McWilliams, with the historical commission’s cemetery program, hears similar stories every day. Cultural shifts — including urbanization, migration away from hometowns, a rise in cremation as opposed to burial — are contributing to the loss of cemeteries.
“The people who call me are usually in their 80s, and their descendants are not picking up the torch,” McWilliams said.
McWilliams would like to see more mandatory enforcement for landowners to abide by existing cemetery laws and more coordination and documentation from local appraisal districts.

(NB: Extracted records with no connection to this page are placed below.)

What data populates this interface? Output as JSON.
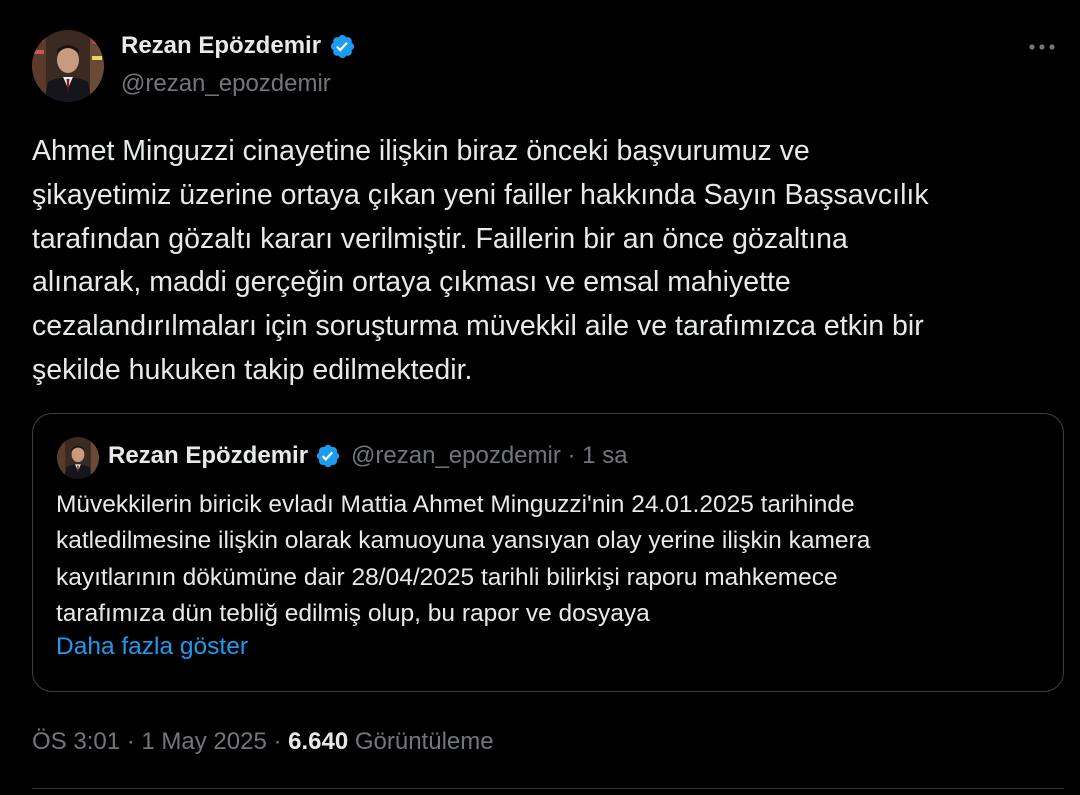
{
  "author": {
    "name": "Rezan Epözdemir",
    "handle": "@rezan_epozdemir",
    "verified_icon": "verified-badge-icon",
    "avatar_icon": "profile-photo"
  },
  "more_icon": "more-horizontal-icon",
  "tweet": {
    "text": "Ahmet Minguzzi cinayetine ilişkin biraz önceki başvurumuz ve\nşikayetimiz üzerine ortaya çıkan yeni failler hakkında Sayın Başsavcılık\ntarafından gözaltı kararı verilmiştir. Faillerin bir an önce gözaltına\nalınarak, maddi gerçeğin ortaya çıkması ve emsal mahiyette\ncezalandırılmaları için soruşturma müvekkil aile ve tarafımızca etkin bir\nşekilde hukuken takip edilmektedir."
  },
  "quote": {
    "name": "Rezan Epözdemir",
    "handle_time": "@rezan_epozdemir · 1 sa",
    "text": "Müvekkilerin biricik evladı Mattia Ahmet Minguzzi'nin 24.01.2025 tarihinde\nkatledilmesine ilişkin olarak kamuoyuna yansıyan olay yerine ilişkin kamera\nkayıtlarının dökümüne dair 28/04/2025 tarihli bilirkişi raporu mahkemece\ntarafımıza dün tebliğ edilmiş olup, bu rapor ve dosyaya",
    "show_more": "Daha fazla göster"
  },
  "meta": {
    "time": "ÖS 3:01 · 1 May 2025 · ",
    "views_count": "6.640",
    "views_label": " Görüntüleme"
  },
  "colors": {
    "background": "#000000",
    "text": "#e7e9ea",
    "secondary": "#71767b",
    "accent": "#1d9bf0",
    "border": "#3e4144"
  }
}
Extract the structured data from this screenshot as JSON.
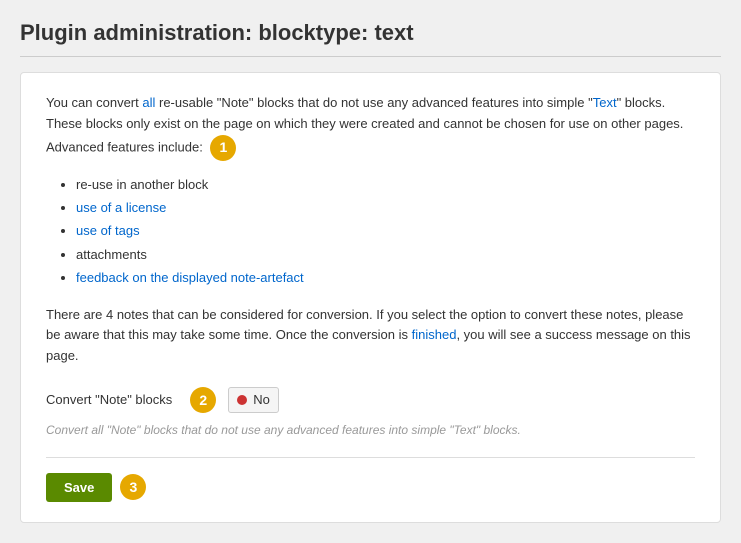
{
  "page": {
    "title": "Plugin administration: blocktype: text"
  },
  "card": {
    "description_1": "You can convert all re-usable \"Note\" blocks that do not use any advanced features into simple \"Text\" blocks. These blocks only exist on the page on which they were created and cannot be chosen for use on other pages. Advanced features include:",
    "features": [
      {
        "label": "re-use in another block",
        "is_link": false
      },
      {
        "label": "use of a license",
        "is_link": false
      },
      {
        "label": "use of tags",
        "is_link": false
      },
      {
        "label": "attachments",
        "is_link": false
      },
      {
        "label": "feedback on the displayed note-artefact",
        "is_link": false
      }
    ],
    "notes_info": "There are 4 notes that can be considered for conversion. If you select the option to convert these notes, please be aware that this may take some time. Once the conversion is finished, you will see a success message on this page.",
    "form": {
      "label": "Convert \"Note\" blocks",
      "toggle_value": "No",
      "help_text": "Convert all \"Note\" blocks that do not use any advanced features into simple \"Text\" blocks."
    },
    "save_button": "Save"
  },
  "badges": {
    "one": "1",
    "two": "2",
    "three": "3"
  }
}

“The appraisal districts are where we go to find out who owns land,” McWilliams said. “Two-thirds of those cemeteries have no owner, so there’s nowhere to go to find a contact.”
Hernandez, for her part, intends to keep pushing to raise awareness about these places. She’s considering founding an organization to push for better preservation of these sites on a larger scale.
And she doesn’t plan to give up looking for her great-grandmother’s gravesite. “I will keep searching in that area until I find her,” Hernandez said.